We have a boychild and a girlchild and they're both intact. When we were pregnant with each people would ask either if we were going to find out the sex (my husband would quip "No, we're never going to look. EVER.") or if we would circumcise. My husband would say, "Only if it's a girl," which horrified many. But apparently about 50% of American parents aren't horrified when it's a boychild.

Thanks for writing, I'm definitely sharing this around!

Anonymous said...

i think intact ones are gross and id never do it with someone who had was not manicured

Unknown said...

RIGHT ON! Moses said to God... Let me get this straight, the Arabs get all the oil and we have to cut off -- what!

In this day and age, there is no reason to circumcise. PERIOD. Tommy is spot on here. READ HYGIENE. don't be lazy.

Hey Tommy: i thought you were an attorney.. not a comedian... but maybe they are same.

Dr Bill

Anonymous said...

I too, am circumcised. That anyone can decide for another, whether or not they should get an elective surgery, is an OUTRAGE! 53 years later and I'm still PISSED off that I wasn't given that choice. There ought to be a law that prevents parents from making this choice unless the child's condition is life threatening.

Anonymous said...

It's good to hear that other people share my point of view on this issue, and this point of view is becoming more and more common. I am expecting a boy in November and I have no intention of snipping his man-bits.

I mean, coming into to the world is a pretty intense experience...without having a chunk of your dong cut off in the process!

My husband, born in eastern Asia, is uncut and was relieved when he found out that I shared his opinion in this matter.

My father though, takes the other point of view, talks about locker room teasing and psychological problems due to being uncut, and he is cut - so how would he know anyway? He feels so strongly about it he's threatened to have him circumcised behind my back. Which is such a terrible thought, that though he is fantastic with kids, he will never be alone with my son.

Anonymous said...

Very very rarely there is a medical reason - my friend's son was not circumcised, and refused to go to the bathroom - continually wetting himself until he was about 6. He would cry when pressured into using the toilet. Finally one day he explained that it hurt to wiz, and was taken to a doctor, where they found that his foreskin was too tight. After he was circumcised his life improved in that area.

Still, it was a medical decision made from a educated place, not a whim or a "we may as well!" as it so often is.
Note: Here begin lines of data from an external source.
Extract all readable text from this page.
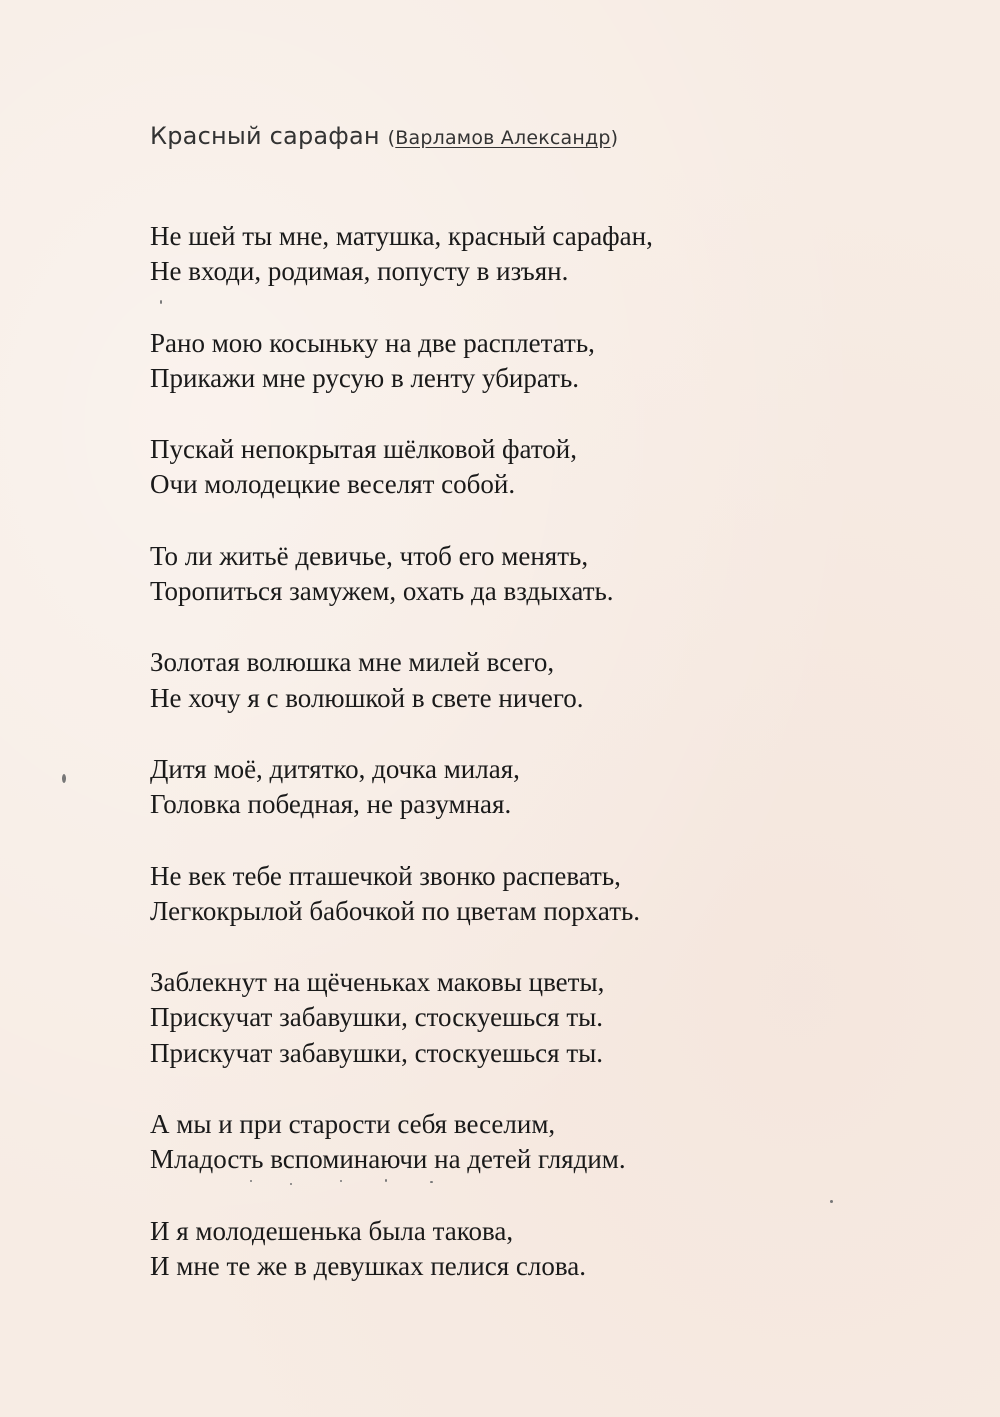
Красный сарафан (Варламов Александр)
Не шей ты мне, матушка, красный сарафан,
Не входи, родимая, попусту в изъян.
Рано мою косыньку на две расплетать,
Прикажи мне русую в ленту убирать.
Пускай непокрытая шёлковой фатой,
Очи молодецкие веселят собой.
То ли житьё девичье, чтоб его менять,
Торопиться замужем, охать да вздыхать.
Золотая волюшка мне милей всего,
Не хочу я с волюшкой в свете ничего.
Дитя моё, дитятко, дочка милая,
Головка победная, не разумная.
Не век тебе пташечкой звонко распевать,
Легкокрылой бабочкой по цветам порхать.
Заблекнут на щёченьках маковы цветы,
Прискучат забавушки, стоскуешься ты.
Прискучат забавушки, стоскуешься ты.
А мы и при старости себя веселим,
Младость вспоминаючи на детей глядим.
И я молодешенька была такова,
И мне те же в девушках пелися слова.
My son shall retain his foreskin unless he decides otherwise. Which I doubt will happen.

Cyn said...

I know I'm late reading this, but I just wanted to say that I *love* this entry - thanks for posting it!

Jen said...

Just saw this linked on someone's FB page, and I LOVE it! Thank you! I think routine circumcision is appalling.

Zaira said...

And roughly 1700 men will get breast cancer in a year, so should we start removing other pieces at birth now too?

Great post! Routine infant circumcision really just disgusts me. No other way to put it.

Anonymous said...

You really need to read this:

http://www.sciencedaily.com/releases/2011/10/111004162318.htm

Tommy Galan said...

Cutting our legs off would also prevent sprained ankles, but I'm still going to fight against cutting anything off a baby.

Tommy Galan said...

If anyone still reads this, Thanks for Making it Go Viral!